Hani bazı sessiz insanlar vardır. Toplum içinde pek dikkat çekmezler, sessizce kimseyi rahatsız etmemek için yaşar gibidirler. Adım atacak cesaretleri olmasına rağmen, adım atmanın tüm ağırlığını üstlerinde taşırlar ve oldukları yerde kalakalırlar. Ana kahramanımız Asahi tam olarak böyle biri bence. Kimliği bile etraf tarafından tanımlanır: Gelin hanım, Yarı zamanlı çalışan, Mune'nin eşi v.s İçinden hafif bir sorgulasa bile gene de ses etmez. Ama ters giden bir şeyler vardır. Asahi'nin bu susuşları aslında onun içinde yavaş yavaş büyür ve depreme sebep olur ve çukurlar yaratır etrafında. Sessizliğinin içinde kendini bu çukurlarda bulur.

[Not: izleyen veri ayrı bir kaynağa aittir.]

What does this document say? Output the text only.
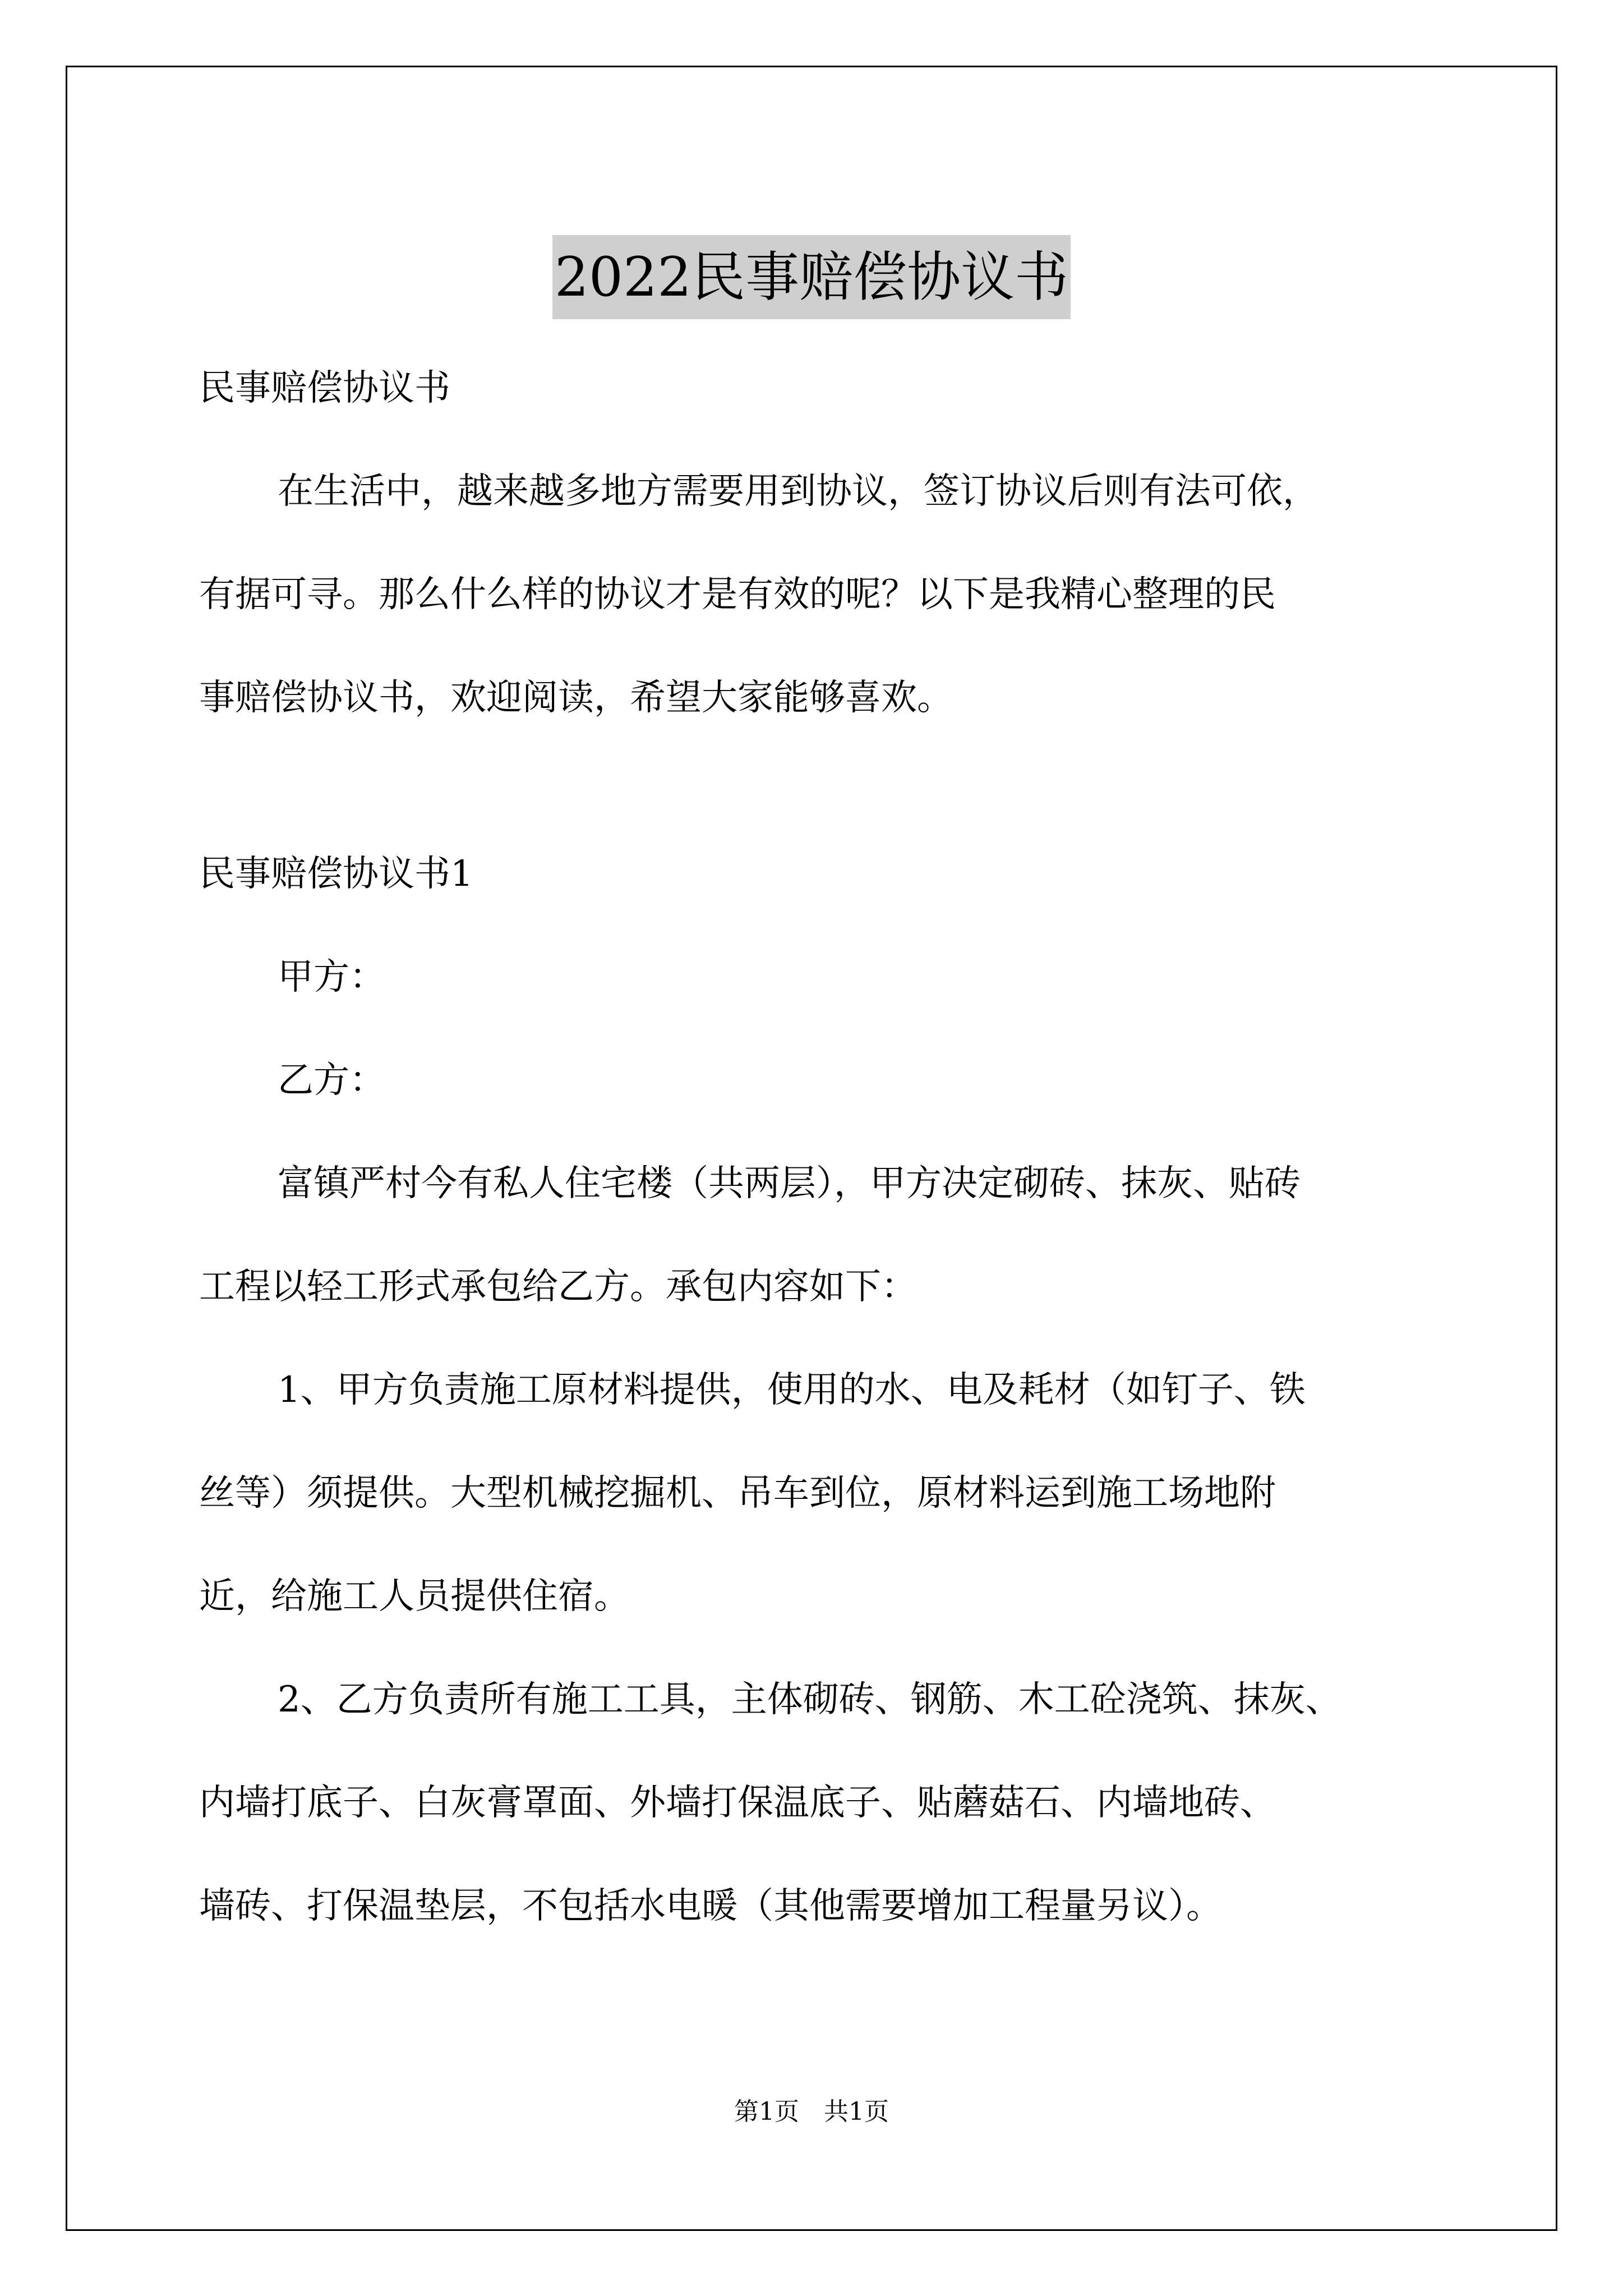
2022民事赔偿协议书

民事赔偿协议书

在生活中，越来越多地方需要用到协议，签订协议后则有法可依，

有据可寻。那么什么样的协议才是有效的呢？以下是我精心整理的民

事赔偿协议书，欢迎阅读，希望大家能够喜欢。

民事赔偿协议书1

甲方：

乙方：

富镇严村今有私人住宅楼（共两层），甲方决定砌砖、抹灰、贴砖

工程以轻工形式承包给乙方。承包内容如下：

1、甲方负责施工原材料提供，使用的水、电及耗材（如钉子、铁

丝等）须提供。大型机械挖掘机、吊车到位，原材料运到施工场地附

近，给施工人员提供住宿。

2、乙方负责所有施工工具，主体砌砖、钢筋、木工砼浇筑、抹灰、

内墙打底子、白灰膏罩面、外墙打保温底子、贴蘑菇石、内墙地砖、

墙砖、打保温垫层，不包括水电暖（其他需要增加工程量另议）。

第1页 共1页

Değişik bir romandı. Bir çırpıda bitenlerden. Ama bitirdim diyemedim, uzun uzun düşündüm. Meteforların olduğu, The New York Times tarafından 'sürreel' olarak tanımlanan bu kitabın anlatmaya çalıştığı bir derdi olduğu kesin. Ama sonunda kapağı kapatırken kendimi uzun süre etrafımızdaki çukurları sorgularken buldum. Asahi'nin çukurları ailesiydi, iş hayatıydı, kimliğiydi, çocuk sahibi olup olmamaya net karar veremeyişiydi, aile tanımıydı, paraydı ve ölümdü. Ama sanırım en büyük çukuru bir şeylerin ters gitmesini fark etmesine rağmen sessizce ve uysalca kabullenişiydi.
Sahi bizim çukurlarımız neler? Biz hangi oyukları açıyoruz farkına varmadan yüreğimizde?
Okuyacaklara keyifli ve derinlikli okumalar dilerim.